I open her cage early, before the sun's completely up. She sleeps so peacefully, so prettily. Her violent turn when she remembers where she is has been the main reason I don't wake her up anymore, but today, I'll have to risk it.
I tread in carefully, daintily, and carry her gently to the car. Miraculously, she doesn't wake. I strap her into the back seat, reverse out of the cabin's square wooden shed, and start to drive.
The constant hum of the engine stirs her around halfway there, tickles at her eyes, and the innocuous bump on a pothole is what eventually makes hers shoot open.
'You carried me,' she says. She's still in the blue sundress, with an added woollen jacket and pants for today's trip. I can't bring myself to change her into something else. 'Why didn't you knock?'
I shrug from the front. 'I thought it would be more romantic.'
She rolls her eyes, then suddenly they're alert again. 'Where are we going?'
'For the walk,' I say. 'Like you asked.'
A pause. Maybe she thought I would never deliver. That stung. 'And where, exactly, is that?'
I grin. 'How about we make a game of it? You get three guesses. I'll get you a nice dessert if you win.'
A wan smile flashes below her perfect blue eyes. She thinks she won't be with me long enough to earn a dessert. 'I...' she falters, eyes the floor. 'I don't even know where we are.'
'You know that's not completely true,' I say. 'You've seen outside -- I didn't border all the windows. You must have some idea.'
'You didn't take me out of state, did you?' In the rear view, I see the edge of hope limn her face and her voice. Nabbing her while staying close enough to the crime scene would be an obvious faux pas. I don't know why she expects I'd take such little effort with her.
'I did,' I say.
All the longing and belief in her face dies, and I shiver with that same, intoxicating feeling I knew the first day I took her, except it comes all in a heady rush. She slumps, like an old flower, and lies limp against the window. With a public outing like this, I've had to tint them the colour of pitch.

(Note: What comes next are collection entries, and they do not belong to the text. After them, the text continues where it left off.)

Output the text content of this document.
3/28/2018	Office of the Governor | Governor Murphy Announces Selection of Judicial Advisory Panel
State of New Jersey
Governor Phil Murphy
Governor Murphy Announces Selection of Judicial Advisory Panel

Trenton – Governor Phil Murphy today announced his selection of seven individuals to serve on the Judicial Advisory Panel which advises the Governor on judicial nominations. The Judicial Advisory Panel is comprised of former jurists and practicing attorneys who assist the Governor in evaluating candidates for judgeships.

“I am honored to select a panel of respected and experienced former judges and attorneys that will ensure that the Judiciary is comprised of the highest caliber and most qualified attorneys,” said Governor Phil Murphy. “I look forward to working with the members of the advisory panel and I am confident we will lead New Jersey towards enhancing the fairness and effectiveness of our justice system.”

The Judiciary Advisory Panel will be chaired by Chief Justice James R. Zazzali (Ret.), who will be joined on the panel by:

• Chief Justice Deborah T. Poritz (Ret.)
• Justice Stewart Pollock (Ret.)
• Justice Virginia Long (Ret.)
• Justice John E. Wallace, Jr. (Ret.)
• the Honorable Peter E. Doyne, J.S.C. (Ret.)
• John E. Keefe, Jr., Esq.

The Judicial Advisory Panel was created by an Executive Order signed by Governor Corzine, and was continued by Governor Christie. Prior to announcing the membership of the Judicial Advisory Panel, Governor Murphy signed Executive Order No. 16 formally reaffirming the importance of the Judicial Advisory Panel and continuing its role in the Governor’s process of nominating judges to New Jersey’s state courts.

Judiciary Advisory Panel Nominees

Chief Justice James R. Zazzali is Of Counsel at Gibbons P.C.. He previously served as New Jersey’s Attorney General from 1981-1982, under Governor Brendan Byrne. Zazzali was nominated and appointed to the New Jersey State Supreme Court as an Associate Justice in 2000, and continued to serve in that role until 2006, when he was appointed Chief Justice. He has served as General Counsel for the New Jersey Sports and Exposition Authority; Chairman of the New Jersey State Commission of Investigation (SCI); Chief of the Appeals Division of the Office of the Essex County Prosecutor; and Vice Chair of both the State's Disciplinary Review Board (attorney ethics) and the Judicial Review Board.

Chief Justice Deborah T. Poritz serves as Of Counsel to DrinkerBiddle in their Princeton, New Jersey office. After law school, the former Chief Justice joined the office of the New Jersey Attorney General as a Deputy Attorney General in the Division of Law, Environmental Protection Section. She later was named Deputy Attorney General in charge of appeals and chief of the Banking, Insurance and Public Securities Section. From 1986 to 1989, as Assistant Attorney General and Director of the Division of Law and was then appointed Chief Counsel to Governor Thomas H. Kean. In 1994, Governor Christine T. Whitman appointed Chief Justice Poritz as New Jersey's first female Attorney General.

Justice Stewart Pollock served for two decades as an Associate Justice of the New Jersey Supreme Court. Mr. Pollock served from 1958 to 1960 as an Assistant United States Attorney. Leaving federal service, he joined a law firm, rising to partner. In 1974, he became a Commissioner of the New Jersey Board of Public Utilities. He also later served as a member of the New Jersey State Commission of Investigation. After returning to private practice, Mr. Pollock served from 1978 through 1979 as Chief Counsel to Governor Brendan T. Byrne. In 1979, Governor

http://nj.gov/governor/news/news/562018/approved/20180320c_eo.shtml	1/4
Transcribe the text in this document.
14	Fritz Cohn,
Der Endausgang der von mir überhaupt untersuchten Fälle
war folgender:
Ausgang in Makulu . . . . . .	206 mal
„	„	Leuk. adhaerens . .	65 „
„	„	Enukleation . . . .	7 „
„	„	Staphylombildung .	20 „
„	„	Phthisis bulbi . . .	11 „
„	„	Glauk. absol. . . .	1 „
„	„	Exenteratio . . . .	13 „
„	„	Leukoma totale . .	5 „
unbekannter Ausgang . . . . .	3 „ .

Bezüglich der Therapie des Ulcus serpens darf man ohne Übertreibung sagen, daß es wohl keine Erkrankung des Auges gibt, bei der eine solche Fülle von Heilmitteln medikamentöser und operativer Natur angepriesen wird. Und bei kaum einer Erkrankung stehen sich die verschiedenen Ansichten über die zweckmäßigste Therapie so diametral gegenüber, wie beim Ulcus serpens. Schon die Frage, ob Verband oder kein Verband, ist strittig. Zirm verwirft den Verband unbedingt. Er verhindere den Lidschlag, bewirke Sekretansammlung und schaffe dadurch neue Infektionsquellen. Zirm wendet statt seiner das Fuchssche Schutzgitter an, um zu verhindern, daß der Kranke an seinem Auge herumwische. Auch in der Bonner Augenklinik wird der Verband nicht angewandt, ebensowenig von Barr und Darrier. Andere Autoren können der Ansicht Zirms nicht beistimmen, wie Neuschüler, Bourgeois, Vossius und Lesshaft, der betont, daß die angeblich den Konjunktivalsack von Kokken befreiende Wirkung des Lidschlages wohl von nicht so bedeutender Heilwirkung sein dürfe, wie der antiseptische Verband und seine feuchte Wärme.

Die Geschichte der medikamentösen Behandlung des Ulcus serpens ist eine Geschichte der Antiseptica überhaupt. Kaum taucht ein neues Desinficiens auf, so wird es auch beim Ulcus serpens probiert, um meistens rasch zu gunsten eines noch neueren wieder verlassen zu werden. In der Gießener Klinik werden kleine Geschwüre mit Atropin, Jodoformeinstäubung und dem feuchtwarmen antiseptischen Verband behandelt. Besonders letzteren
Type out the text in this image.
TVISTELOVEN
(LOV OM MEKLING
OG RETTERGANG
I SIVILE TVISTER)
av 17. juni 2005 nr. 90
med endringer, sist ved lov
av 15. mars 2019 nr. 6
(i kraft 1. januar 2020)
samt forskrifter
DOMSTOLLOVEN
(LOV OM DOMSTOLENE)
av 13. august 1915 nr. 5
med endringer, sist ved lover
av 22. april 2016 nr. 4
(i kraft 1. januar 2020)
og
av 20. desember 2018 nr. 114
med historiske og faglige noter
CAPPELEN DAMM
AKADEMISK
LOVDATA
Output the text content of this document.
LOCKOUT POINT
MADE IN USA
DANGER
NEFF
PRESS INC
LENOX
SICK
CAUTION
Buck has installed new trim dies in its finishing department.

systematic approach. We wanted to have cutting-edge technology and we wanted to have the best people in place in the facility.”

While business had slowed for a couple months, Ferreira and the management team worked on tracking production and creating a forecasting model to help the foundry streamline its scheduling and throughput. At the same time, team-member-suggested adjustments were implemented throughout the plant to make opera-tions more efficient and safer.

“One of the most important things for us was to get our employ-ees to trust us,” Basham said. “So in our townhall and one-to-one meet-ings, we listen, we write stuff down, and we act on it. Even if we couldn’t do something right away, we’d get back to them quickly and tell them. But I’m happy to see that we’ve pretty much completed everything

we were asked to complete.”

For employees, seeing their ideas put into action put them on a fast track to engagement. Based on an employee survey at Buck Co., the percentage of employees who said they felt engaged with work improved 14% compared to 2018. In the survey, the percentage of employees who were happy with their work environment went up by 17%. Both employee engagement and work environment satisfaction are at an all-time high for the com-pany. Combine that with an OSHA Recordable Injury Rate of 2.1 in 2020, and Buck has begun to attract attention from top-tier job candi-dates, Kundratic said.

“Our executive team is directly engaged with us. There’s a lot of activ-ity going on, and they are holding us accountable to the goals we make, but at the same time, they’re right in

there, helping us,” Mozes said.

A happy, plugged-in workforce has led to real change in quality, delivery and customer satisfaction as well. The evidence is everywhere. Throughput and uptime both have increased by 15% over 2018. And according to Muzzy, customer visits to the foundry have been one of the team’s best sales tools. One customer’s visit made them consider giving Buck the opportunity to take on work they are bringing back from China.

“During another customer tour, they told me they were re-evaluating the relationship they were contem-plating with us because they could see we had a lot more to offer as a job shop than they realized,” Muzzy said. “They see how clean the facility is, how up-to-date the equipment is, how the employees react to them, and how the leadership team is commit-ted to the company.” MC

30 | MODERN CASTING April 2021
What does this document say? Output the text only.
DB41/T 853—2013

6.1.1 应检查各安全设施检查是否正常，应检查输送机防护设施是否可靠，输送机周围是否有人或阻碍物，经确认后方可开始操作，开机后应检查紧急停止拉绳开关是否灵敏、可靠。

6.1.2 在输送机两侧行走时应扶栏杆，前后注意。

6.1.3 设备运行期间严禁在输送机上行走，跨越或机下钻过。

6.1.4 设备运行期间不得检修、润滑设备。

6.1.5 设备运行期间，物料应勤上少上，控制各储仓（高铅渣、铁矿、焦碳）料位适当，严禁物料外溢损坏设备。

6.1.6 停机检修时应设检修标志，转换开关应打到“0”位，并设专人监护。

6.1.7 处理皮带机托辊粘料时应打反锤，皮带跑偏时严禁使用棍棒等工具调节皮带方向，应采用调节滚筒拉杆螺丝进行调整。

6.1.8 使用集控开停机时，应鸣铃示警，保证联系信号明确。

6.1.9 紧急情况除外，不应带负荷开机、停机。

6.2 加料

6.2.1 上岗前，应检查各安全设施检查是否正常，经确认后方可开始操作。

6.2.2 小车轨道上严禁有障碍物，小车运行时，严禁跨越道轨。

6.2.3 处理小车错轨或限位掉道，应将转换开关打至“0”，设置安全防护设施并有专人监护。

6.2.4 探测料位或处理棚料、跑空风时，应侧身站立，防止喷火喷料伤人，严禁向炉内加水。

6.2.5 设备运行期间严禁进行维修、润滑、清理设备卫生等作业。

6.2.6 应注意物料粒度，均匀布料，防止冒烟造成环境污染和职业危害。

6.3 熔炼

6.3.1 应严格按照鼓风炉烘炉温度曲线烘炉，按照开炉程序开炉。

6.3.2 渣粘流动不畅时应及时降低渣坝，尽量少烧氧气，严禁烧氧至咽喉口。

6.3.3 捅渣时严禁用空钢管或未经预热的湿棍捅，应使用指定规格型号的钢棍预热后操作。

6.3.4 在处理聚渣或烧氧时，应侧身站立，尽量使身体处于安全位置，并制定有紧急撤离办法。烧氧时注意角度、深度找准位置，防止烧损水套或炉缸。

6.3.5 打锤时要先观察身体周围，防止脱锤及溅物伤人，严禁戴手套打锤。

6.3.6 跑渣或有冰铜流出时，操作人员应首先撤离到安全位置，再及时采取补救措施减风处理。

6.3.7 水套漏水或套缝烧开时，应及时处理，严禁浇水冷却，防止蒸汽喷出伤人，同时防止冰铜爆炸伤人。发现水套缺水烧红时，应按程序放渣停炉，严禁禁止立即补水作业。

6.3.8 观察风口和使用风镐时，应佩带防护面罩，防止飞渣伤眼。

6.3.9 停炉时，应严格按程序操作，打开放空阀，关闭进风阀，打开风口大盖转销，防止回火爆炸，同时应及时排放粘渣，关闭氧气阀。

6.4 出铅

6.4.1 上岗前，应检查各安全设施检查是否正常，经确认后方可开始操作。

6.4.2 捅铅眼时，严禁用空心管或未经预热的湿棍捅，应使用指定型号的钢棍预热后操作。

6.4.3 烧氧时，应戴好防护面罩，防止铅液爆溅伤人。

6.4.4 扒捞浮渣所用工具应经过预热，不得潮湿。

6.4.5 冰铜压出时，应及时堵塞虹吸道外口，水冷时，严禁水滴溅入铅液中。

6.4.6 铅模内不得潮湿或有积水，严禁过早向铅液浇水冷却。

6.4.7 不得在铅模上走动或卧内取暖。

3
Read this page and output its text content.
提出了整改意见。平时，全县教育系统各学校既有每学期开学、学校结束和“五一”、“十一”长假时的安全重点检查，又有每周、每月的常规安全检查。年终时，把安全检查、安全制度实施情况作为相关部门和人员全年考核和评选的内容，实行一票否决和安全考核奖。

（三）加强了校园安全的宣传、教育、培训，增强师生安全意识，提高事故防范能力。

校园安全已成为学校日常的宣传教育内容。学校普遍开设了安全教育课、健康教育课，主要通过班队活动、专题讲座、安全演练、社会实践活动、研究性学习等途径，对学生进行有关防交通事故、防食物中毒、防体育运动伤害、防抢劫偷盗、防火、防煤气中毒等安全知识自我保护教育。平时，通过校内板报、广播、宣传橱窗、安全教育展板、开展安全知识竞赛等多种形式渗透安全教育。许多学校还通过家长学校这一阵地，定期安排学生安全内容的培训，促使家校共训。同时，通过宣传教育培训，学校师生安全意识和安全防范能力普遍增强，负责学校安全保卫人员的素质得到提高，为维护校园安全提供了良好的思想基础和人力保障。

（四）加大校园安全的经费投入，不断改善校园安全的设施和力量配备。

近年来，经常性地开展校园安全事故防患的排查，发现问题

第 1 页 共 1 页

'What's the matter?' I can't help it. I have to say it, to experience her sorrow and drink in her fear. Maybe she'll even risk stating why. It's so cruel, and everything I love about her.
'Please never ask me that question again.'
'Hmm?' I feign ignorance, but I'm waiting on her every word.
Her eyes seem to loll, but for a flash of a second they're as sharp as I've always known they are. She picks out the sturdy pines and firs, the streets and houses down the valley we're driving around, the light dusting of snow. 'We're in the mountains, clearly, but those trees are imported, and there are few states that accept them. And the fact we're high up enough for there to be significant snow this time of year, I'd estimate...'
She guesses it completely. First try. I'd always teased her as smart, but I hadn't expected this. The moment she sees my rear-view reflected reaction, she loses that intuitive spark almost immediately and goes back to sighing into the now-frosted window. She's tipped her hand -- if I was ever going to underestimate her intelligence, it wasn't going to happen now. I think I heard her mutter a swear.
'Very good, darling.' Just because she's foolish enough to blurt the right answer, doesn't mean she shouldn't be praised. 'We'll be there in a few minutes.'
Soon, I've pulled up to the place, the forest's entrance this little a cave-like opening into a wintry, frost-tipped tree line. Moss and root-work creep out like an invading green sheet. I park, open the doors, then retie her wrists in front of her and clip a leash to her collar.
The walk is sweet and meandering. I curl a hand over her leash, loose, so unless I pull on it she might forget I stood beside her. Think she's anywhere else in the world. A ghost of a smile crosses her as century-old oaks hem our path towards a cliffside and ferned canopy shelters us from the weak, morning sun. It's the first time I've seen one from her. I hope, illogically, that I will garner one from her more often.
We come to the edge of one trail, railing protecting us from a fatal roll down the cliffside and into the snow-capped, wintry valley beyond. The leash tightens a little, as she steps forwards and watches the golden morning in its paradoxically icy colours, breaths in the freshness of the air as meaningfully as her first breath. Her breath steams the air in gentle huffs, and I remember exactly why I chose her.
And then the noise begins. Two voices, possibly hikers, echoing from a distant break in the trees. Just walking twenty seconds could probably get you there. My slave jerks out of her peaceful contemplation to see I'm frozen in place. If there was ever a moment to choose, to gamble everything on, she couldn't have hand-picked it better.
So she runs, screams, runs so fast and desperately I don't think she noticed my grip slack from her leash. She makes it all the way to the trees before she turns, gazes back levelly, capturing in her memory the final time I look at her before she's free. The last time we're together, and I'm not behind bars.
Finally, it dawns on her. The sounds of the chatting couple have not come closer, and now that she's by the trees, she's probably picked up the static echoing and the looped dialogue from the receiver I planted at the base of an oak. She hides it well. Balls her hands tight in front of her, turns away and sobs quietly as I saunter over and get that wonderful picture of her on her knees. She can't bear to look at me, until I make her, and the look on her face makes me want to eat her up.